I got a chicken sandwich and a frosty out of her. Better then having sex
It's a shame that I don't know his last name. Actually, it's an ever bigger shame that I don't know his first name
just saw an anti-abortion rally outside of the courthouse...so naturally i tossed them out a coat hanger i found in my car
All I remember from last night is petting the broom with my feet and feeling like I was standing on a horses head
We thought we were getting kicked out but then he started tickling the bouncer. Next thing you know the bouncers giving him a piggy back ride to the bar.
Apparently he proposed after he saw me chug vodka out of a traffic cone.
My text message history should be ashamed of itself right now.

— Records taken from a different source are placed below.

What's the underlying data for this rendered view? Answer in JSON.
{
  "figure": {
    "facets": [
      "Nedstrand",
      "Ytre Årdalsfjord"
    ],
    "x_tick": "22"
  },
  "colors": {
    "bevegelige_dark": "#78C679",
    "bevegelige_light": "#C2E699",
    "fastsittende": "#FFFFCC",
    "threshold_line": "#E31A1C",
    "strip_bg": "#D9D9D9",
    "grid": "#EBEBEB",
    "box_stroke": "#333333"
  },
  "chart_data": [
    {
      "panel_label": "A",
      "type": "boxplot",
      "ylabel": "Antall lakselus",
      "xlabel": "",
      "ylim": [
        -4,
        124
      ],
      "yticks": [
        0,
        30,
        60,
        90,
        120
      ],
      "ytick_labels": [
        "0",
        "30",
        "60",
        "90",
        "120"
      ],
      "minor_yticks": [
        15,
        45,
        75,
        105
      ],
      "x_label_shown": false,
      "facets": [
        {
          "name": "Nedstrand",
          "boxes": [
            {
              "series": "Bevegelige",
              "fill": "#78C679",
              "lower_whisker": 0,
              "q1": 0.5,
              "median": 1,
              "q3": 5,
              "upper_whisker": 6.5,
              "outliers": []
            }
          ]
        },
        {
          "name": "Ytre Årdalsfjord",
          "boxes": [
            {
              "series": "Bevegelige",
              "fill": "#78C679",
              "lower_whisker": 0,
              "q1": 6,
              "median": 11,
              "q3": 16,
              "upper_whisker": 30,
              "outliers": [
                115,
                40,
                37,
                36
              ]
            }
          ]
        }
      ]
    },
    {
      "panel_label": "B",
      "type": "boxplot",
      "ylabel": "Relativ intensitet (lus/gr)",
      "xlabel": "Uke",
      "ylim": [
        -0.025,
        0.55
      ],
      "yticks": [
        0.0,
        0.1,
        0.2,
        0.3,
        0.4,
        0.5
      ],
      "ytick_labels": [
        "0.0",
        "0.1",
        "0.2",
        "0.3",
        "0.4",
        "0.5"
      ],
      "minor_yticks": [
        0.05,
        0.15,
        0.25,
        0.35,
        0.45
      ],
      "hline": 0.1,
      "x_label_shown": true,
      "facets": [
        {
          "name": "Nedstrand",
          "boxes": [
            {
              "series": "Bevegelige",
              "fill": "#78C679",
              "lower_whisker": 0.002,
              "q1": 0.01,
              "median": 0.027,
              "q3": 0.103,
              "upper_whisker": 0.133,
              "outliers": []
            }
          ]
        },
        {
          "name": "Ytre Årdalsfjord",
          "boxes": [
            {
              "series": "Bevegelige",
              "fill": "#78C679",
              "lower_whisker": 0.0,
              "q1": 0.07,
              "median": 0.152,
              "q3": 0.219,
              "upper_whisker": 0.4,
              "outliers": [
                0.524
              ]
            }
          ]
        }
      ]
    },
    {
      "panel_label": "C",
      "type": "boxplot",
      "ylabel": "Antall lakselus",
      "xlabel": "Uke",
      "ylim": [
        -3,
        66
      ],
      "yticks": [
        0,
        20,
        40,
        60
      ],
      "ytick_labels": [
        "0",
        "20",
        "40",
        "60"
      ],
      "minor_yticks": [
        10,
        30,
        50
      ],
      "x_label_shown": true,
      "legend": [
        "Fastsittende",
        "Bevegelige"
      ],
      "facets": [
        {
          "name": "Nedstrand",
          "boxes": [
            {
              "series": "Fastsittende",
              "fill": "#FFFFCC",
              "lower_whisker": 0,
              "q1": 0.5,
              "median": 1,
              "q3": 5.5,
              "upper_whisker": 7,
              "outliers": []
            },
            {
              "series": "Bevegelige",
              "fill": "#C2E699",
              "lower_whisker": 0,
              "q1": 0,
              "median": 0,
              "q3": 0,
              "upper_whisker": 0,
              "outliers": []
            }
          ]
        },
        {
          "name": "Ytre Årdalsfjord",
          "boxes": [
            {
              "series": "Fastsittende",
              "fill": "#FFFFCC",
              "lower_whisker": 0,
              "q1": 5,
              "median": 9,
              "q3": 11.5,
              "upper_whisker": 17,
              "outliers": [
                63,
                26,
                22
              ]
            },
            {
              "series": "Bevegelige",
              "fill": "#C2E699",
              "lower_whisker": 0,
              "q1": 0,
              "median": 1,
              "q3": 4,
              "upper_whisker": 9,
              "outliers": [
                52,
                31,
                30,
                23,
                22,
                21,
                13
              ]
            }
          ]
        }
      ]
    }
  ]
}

This is literally engraved into my seat "Need crack?" And then there's a number. This isn't real.
Some guy just ate one of the dog treats. I have him a free beer. I love my job.
We had sex on a dog bed..
I told him to come over when I realized that I did have time for a quick booty call before church.
So we decided we're going to stop having sex...except for tonight. And probably tomorrow.
I was going to say that I wasn't sure how that happened... but then I remembered that I bonded with the Australians over vitamins and INXS and they bought me tequila.
Well, my mom found the ball gag and whip. Looks like I'm never going home again.
well you're talking to a woman who had glorious sex less than 24 hrs ago so my opinion is biased.